Ken menghembuskan napas lelah. Angel sulit ditebak. Dia tidak tahu apakah Angel cemburu atau tidak, gadis mungil-nya tidak berkata apa-apa, Angel hanya diam.
Tapi sepertinya Angel memang cemburu. Tapi kenapa? Bukankah Angel sudah tau mengenai Rasya? Mengenai almarhumah gadisnya yang tewas karena menyelamatkannya. Angel tidak seharusnya cemburu. Rasya masa lalu, gadis itu sudah meninggal. Sekarang hanya ada Angel, kelinci imut-nya yang bawel dan cerewet. Ken tidak bisa kalau tanpa Angel. Sehari saja tanpa suara gadisnya rasanya Ken tidak sanggup.
"Ngel, Ken kangen."
Ken memeluk tubuhnya sendiri. Tanpa sadar, pemuda tampan itu mulai sesenggukan. Dia takut Angel meninggalkannya.

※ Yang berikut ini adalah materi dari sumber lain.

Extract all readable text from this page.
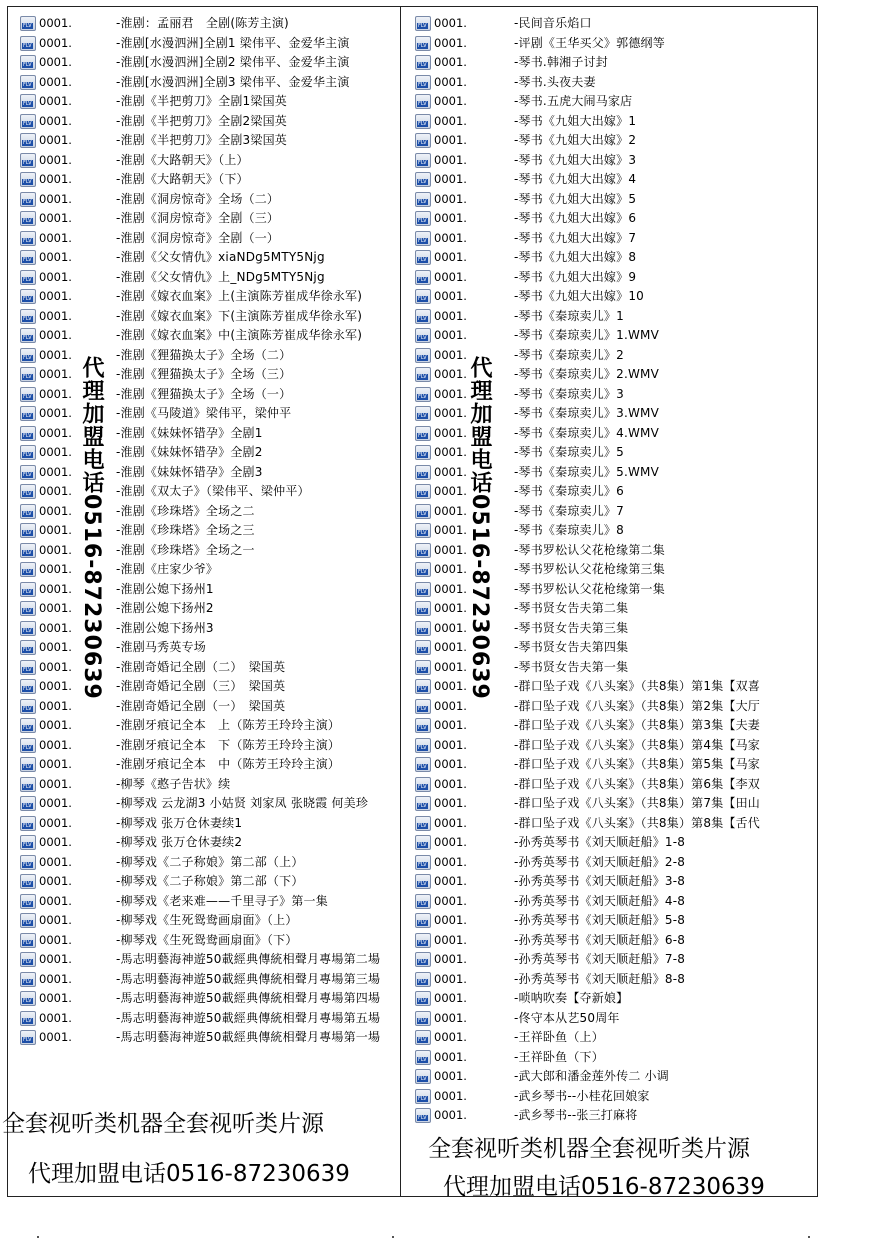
FLV
0001.	-淮剧：孟丽君　全剧(陈芳主演)
FLV
0001.	-淮剧[水漫泗洲]全剧1 梁伟平、金爱华主演
FLV
0001.	-淮剧[水漫泗洲]全剧2 梁伟平、金爱华主演
FLV
0001.	-淮剧[水漫泗洲]全剧3 梁伟平、金爱华主演
FLV
0001.	-淮剧《半把剪刀》全剧1梁国英
FLV
0001.	-淮剧《半把剪刀》全剧2梁国英
FLV
0001.	-淮剧《半把剪刀》全剧3梁国英
FLV
0001.	-淮剧《大路朝天》（上）
FLV
0001.	-淮剧《大路朝天》（下）
FLV
0001.	-淮剧《洞房惊奇》全场（二）
FLV
0001.	-淮剧《洞房惊奇》全剧（三）
FLV
0001.	-淮剧《洞房惊奇》全剧（一）
FLV
0001.	-淮剧《父女情仇》xiaNDg5MTY5Njg
FLV
0001.	-淮剧《父女情仇》上_NDg5MTY5Njg
FLV
0001.	-淮剧《嫁衣血案》上(主演陈芳崔成华徐永军)
FLV
0001.	-淮剧《嫁衣血案》下(主演陈芳崔成华徐永军)
FLV
0001.	-淮剧《嫁衣血案》中(主演陈芳崔成华徐永军)
FLV
0001.	-淮剧《狸猫换太子》全场（二）
FLV
0001.	-淮剧《狸猫换太子》全场（三）
FLV
0001.	-淮剧《狸猫换太子》全场（一）
FLV
0001.	-淮剧《马陵道》梁伟平，梁仲平
FLV
0001.	-淮剧《妹妹怀错孕》全剧1
FLV
0001.	-淮剧《妹妹怀错孕》全剧2
FLV
0001.	-淮剧《妹妹怀错孕》全剧3
FLV
0001.	-淮剧《双太子》（梁伟平、梁仲平）
FLV
0001.	-淮剧《珍珠塔》全场之二
FLV
0001.	-淮剧《珍珠塔》全场之三
FLV
0001.	-淮剧《珍珠塔》全场之一
FLV
0001.	-淮剧《庄家少爷》
FLV
0001.	-淮剧公媳下扬州1
FLV
0001.	-淮剧公媳下扬州2
FLV
0001.	-淮剧公媳下扬州3
FLV
0001.	-淮剧马秀英专场
FLV
0001.	-淮剧奇婚记全剧（二）　梁国英
FLV
0001.	-淮剧奇婚记全剧（三）　梁国英
FLV
0001.	-淮剧奇婚记全剧（一）　梁国英
FLV
0001.	-淮剧牙痕记全本　上（陈芳王玲玲主演）
FLV
0001.	-淮剧牙痕记全本　下（陈芳王玲玲主演）
FLV
0001.	-淮剧牙痕记全本　中（陈芳王玲玲主演）
FLV
0001.	-柳琴《憨子告状》续
FLV
0001.	-柳琴戏 云龙湖3 小姑贤 刘家凤 张晓霞 何美珍
FLV
0001.	-柳琴戏 张万仓休妻续1
FLV
0001.	-柳琴戏 张万仓休妻续2
FLV
0001.	-柳琴戏《二子称娘》第二部（上）
FLV
0001.	-柳琴戏《二子称娘》第二部（下）
FLV
0001.	-柳琴戏《老来难——千里寻子》第一集
FLV
0001.	-柳琴戏《生死鸳鸯画扇面》（上）
FLV
0001.	-柳琴戏《生死鸳鸯画扇面》（下）
FLV
0001.	-馬志明藝海神遊50載經典傳統相聲月專場第二場
FLV
0001.	-馬志明藝海神遊50載經典傳統相聲月專場第三場
FLV
0001.	-馬志明藝海神遊50載經典傳統相聲月專場第四場
FLV
0001.	-馬志明藝海神遊50載經典傳統相聲月專場第五場
FLV
0001.	-馬志明藝海神遊50載經典傳統相聲月專場第一場
FLV
0001.	-民间音乐焰口
FLV
0001.	-评剧《王华买父》郭德纲等
FLV
0001.	-琴书.韩湘子讨封
FLV
0001.	-琴书.头夜夫妻
FLV
0001.	-琴书.五虎大闹马家店
FLV
0001.	-琴书《九姐大出嫁》1
FLV
0001.	-琴书《九姐大出嫁》2
FLV
0001.	-琴书《九姐大出嫁》3
FLV
0001.	-琴书《九姐大出嫁》4
FLV
0001.	-琴书《九姐大出嫁》5
FLV
0001.	-琴书《九姐大出嫁》6
FLV
0001.	-琴书《九姐大出嫁》7
FLV
0001.	-琴书《九姐大出嫁》8
FLV
0001.	-琴书《九姐大出嫁》9
FLV
0001.	-琴书《九姐大出嫁》10
FLV
0001.	-琴书《秦琼卖儿》1
FLV
0001.	-琴书《秦琼卖儿》1.WMV
FLV
0001.	-琴书《秦琼卖儿》2
FLV
0001.	-琴书《秦琼卖儿》2.WMV
FLV
0001.	-琴书《秦琼卖儿》3
FLV
0001.	-琴书《秦琼卖儿》3.WMV
FLV
0001.	-琴书《秦琼卖儿》4.WMV
FLV
0001.	-琴书《秦琼卖儿》5
FLV
0001.	-琴书《秦琼卖儿》5.WMV
FLV
0001.	-琴书《秦琼卖儿》6
FLV
0001.	-琴书《秦琼卖儿》7
FLV
0001.	-琴书《秦琼卖儿》8
FLV
0001.	-琴书罗松认父花枪缘第二集
FLV
0001.	-琴书罗松认父花枪缘第三集
FLV
0001.	-琴书罗松认父花枪缘第一集
FLV
0001.	-琴书贤女告夫第二集
FLV
0001.	-琴书贤女告夫第三集
FLV
0001.	-琴书贤女告夫第四集
FLV
0001.	-琴书贤女告夫第一集
FLV
0001.	-群口坠子戏《八头案》（共8集）第1集【双喜
FLV
0001.	-群口坠子戏《八头案》（共8集）第2集【大厅
FLV
0001.	-群口坠子戏《八头案》（共8集）第3集【夫妻
FLV
0001.	-群口坠子戏《八头案》（共8集）第4集【马家
FLV
0001.	-群口坠子戏《八头案》（共8集）第5集【马家
FLV
0001.	-群口坠子戏《八头案》（共8集）第6集【李双
FLV
0001.	-群口坠子戏《八头案》（共8集）第7集【田山
FLV
0001.	-群口坠子戏《八头案》（共8集）第8集【舌代
FLV
0001.	-孙秀英琴书《刘天顺赶船》1-8
FLV
0001.	-孙秀英琴书《刘天顺赶船》2-8
FLV
0001.	-孙秀英琴书《刘天顺赶船》3-8
FLV
0001.	-孙秀英琴书《刘天顺赶船》4-8
FLV
0001.	-孙秀英琴书《刘天顺赶船》5-8
FLV
0001.	-孙秀英琴书《刘天顺赶船》6-8
FLV
0001.	-孙秀英琴书《刘天顺赶船》7-8
FLV
0001.	-孙秀英琴书《刘天顺赶船》8-8
FLV
0001.	-唢呐吹奏【夺新娘】
FLV
0001.	-佟守本从艺50周年
FLV
0001.	-王祥卧鱼（上）
FLV
0001.	-王祥卧鱼（下）
FLV
0001.	-武大郎和潘金莲外传二 小调
FLV
0001.	-武乡琴书--小桂花回娘家
FLV
0001.	-武乡琴书--张三打麻将
代理加盟电话0516-87230639	代理加盟电话0516-87230639
全套视听类机器全套视听类片源
代理加盟电话0516-87230639
全套视听类机器全套视听类片源
代理加盟电话0516-87230639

"Don't leave me, my Rabbit. I don't wanna be alone."
"Manyun!"
Shween mencubit pipi gembil Angel gemas. Membuat gadis itu semakin menggembungkan pipinya.
"Apaan sih?" Angel mendelik kesal.
"Berantem sama si panda ya?" Shween duduk di depan Angel.
"Kepo!" Angel mendengus.
Shween tersenyum. Jawabannya sepertinya benar.

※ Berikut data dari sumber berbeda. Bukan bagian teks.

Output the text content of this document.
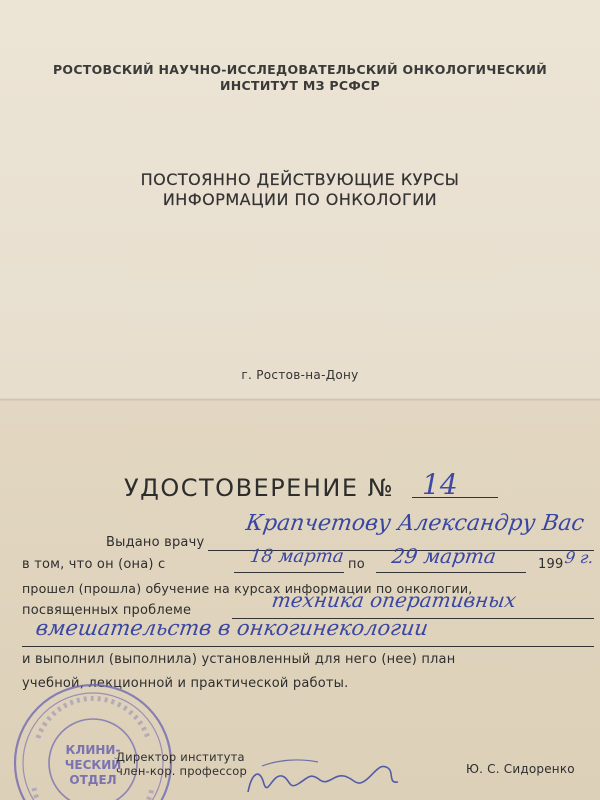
РОСТОВСКИЙ НАУЧНО-ИССЛЕДОВАТЕЛЬСКИЙ ОНКОЛОГИЧЕСКИЙ
ИНСТИТУТ МЗ РСФСР
ПОСТОЯННО ДЕЙСТВУЮЩИЕ КУРСЫ
ИНФОРМАЦИИ ПО ОНКОЛОГИИ
г. Ростов-на-Дону
УДОСТОВЕРЕНИЕ № 14
Выдано врачу
Крапчетову Александру Вас
в том, что он (она) с	18 марта по 29 марта	199 9 г.
прошел (прошла) обучение на курсах информации по онкологии,
посвященных проблеме	техника оперативных
вмешательств в онкогинекологии
и выполнил (выполнила) установленный для него (нее) план
учебной, лекционной и практической работы.
КЛИНИ-
ЧЕСКИЙ
ОТДЕЛ
Директор института
член-кор. профессор	Ю. С. Сидоренко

"Cieee yang lagi perang dingin." Gadis itu semakin menggoda sepupunya. "Patut dicatat nih, Ngel. Cos it first in your real life relationship."
"You ain't funny at all!" Angel mencebik. Menggigit bibirnya menahan tangis. "Shween nyebelin! Kaya' Ken hiks."
Tumpah sudah air mata yang berusaha di tahan Angel sedari tadi. Shween mengusap punggung sepupu manja-nya itu, bermaksud menguatkan. Dia tidak akan menggoda Angel lagi, untuk saat ini.
"Cup cup udah dong." Shween menghapus air mata Angel pelan. "Ntar nggak cantik lagi lho."
"Ken jahat hiks."
Shween memijit pelipisnya melihat Angel yang mengadu padanya seperti anak kecil yang mengadu pada ibunya. Bahkan sekarang Angel memeluknya. Menangis dibahunya.
"Ken nggak hiks sayang hiks Angel."
"Who's said that?"
"Angel hiks liat sendiri."
Shween merenggangkan pelukan Angel. Gadis itu mengernyit.
"Kapan Angel liat?"
Angel menghapus air matanya menggunakan punggung tangannya kemudian menceritakan semuanya, kejadian di komplek pemakaman dan Magdalena Rasya. Shween hanya manggut-manggut seolah paham, padahal sebenarnya tidak. Bagaimana mungkin Angel bisa menyimpulkan kalau Ken tidak menyayanginya. Sedangkan tadi yang dia dengar dari Angel kalau Ken memintanya untuk tidak meninggalkannya. Gadis berdarah India-Indonesia itu menghela napas panjang.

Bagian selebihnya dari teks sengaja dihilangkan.